Die Resolution 194 (4): Der Teil der Resolution 194, den die Araber ignorieren

Elder of Ziyon, 23. Oktober 2011

Palästinensische Araber und ihre Unterstützer hören nie auf die Resolution 194 der UNO-Vollversammlung als Beweis anzuführen, dass es für palästinensisch-arabische Flüchtlinge von 1948 und ihre Nachkommen ein juristisches „Rückkehrrecht“ gibt. Es gibt jede Menge Argumente, die beweisen, dass das falsch ist – nicht zuletzt, dass Resolutionen der Vollversammlung rechtlich nicht bindend sind wie auch die einschränkende Natur des Textes.

Doch erstaunlicherweise fordert genau derselbe Paragraph der Resolution 194 die Wiederansiedlung von arabischen Flüchtlingen in arabischen Staaten!

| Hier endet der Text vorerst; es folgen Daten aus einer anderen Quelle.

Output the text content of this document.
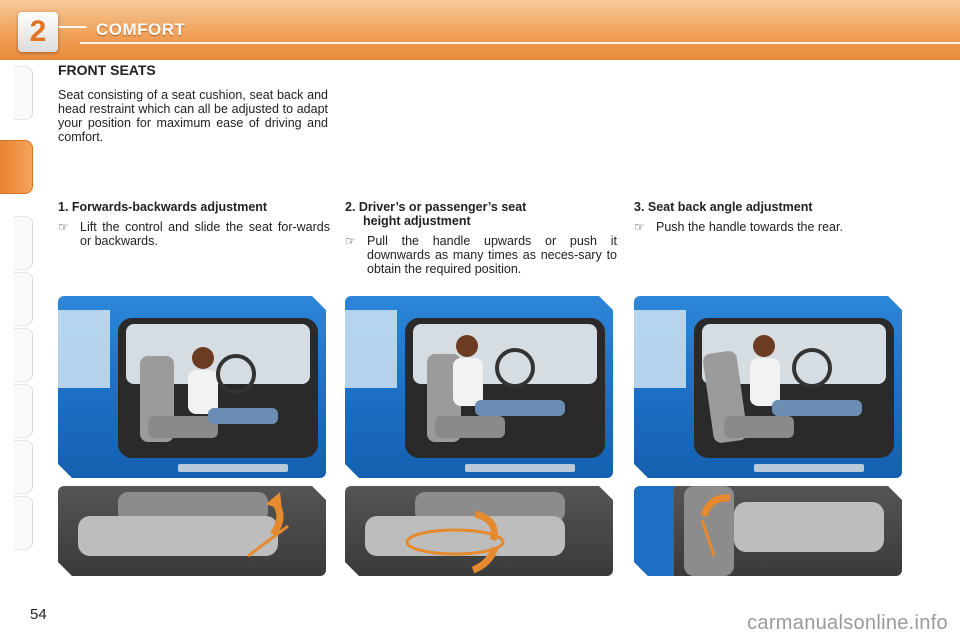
2	COMFORT
FRONT SEATS
Seat consisting of a seat cushion, seat back and head restraint which can all be adjusted to adapt your position for maximum ease of driving and comfort.
1. Forwards-backwards adjustment
☞ Lift the control and slide the seat for-wards or backwards.
2. Driver’s or passenger’s seat
height adjustment
☞ Pull the handle upwards or push it downwards as many times as neces-sary to obtain the required position.
3. Seat back angle adjustment
☞ Push the handle towards the rear.
54	carmanualsonline.info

Der Teil der 194, der immer zitiert wird, ist dieser:

beschließt, dass den Flüchtlingen, die in ihre Heime zurückzukehren wünschen und in Frieden mit ihren Nachbarn zu leben, dies zum frühestmöglichen Zeitpunkt erlaubt wird und dass Ausgleichszahlungen für das Eigentum derer gezahlt werden sollte, die nicht in zurückkehren und für Verlust oder Schaden von Eigentum, das unter den Regeln des internationalen Rechts oder der Gleichbehandlung, von den verantwortlichen Regierungen wieder gut gemacht werden sollten;

Aber der zweite Satz desselben Paragraphen sagt dies:

weist die Schlichtungskommission an, die Rückführung, Wiederansiedlung und wirtschaftliche und soziale Rehabilitation der Flüchtlinge und Entschädigungszahlungen zu erleichtern und engen Kontakt mit dem Direktor des UN-Flüchtlingswerks für palästinensische Flüchtlinge und durch ihn mit den entsprechenden Organen und Einrichtungen der Vereinten Nationen zu halten;

Die Schlichtungskommission interpretierte diesen Satz definitiv so, das er Wiederansiedlung in arabischen Ländern bedeutet.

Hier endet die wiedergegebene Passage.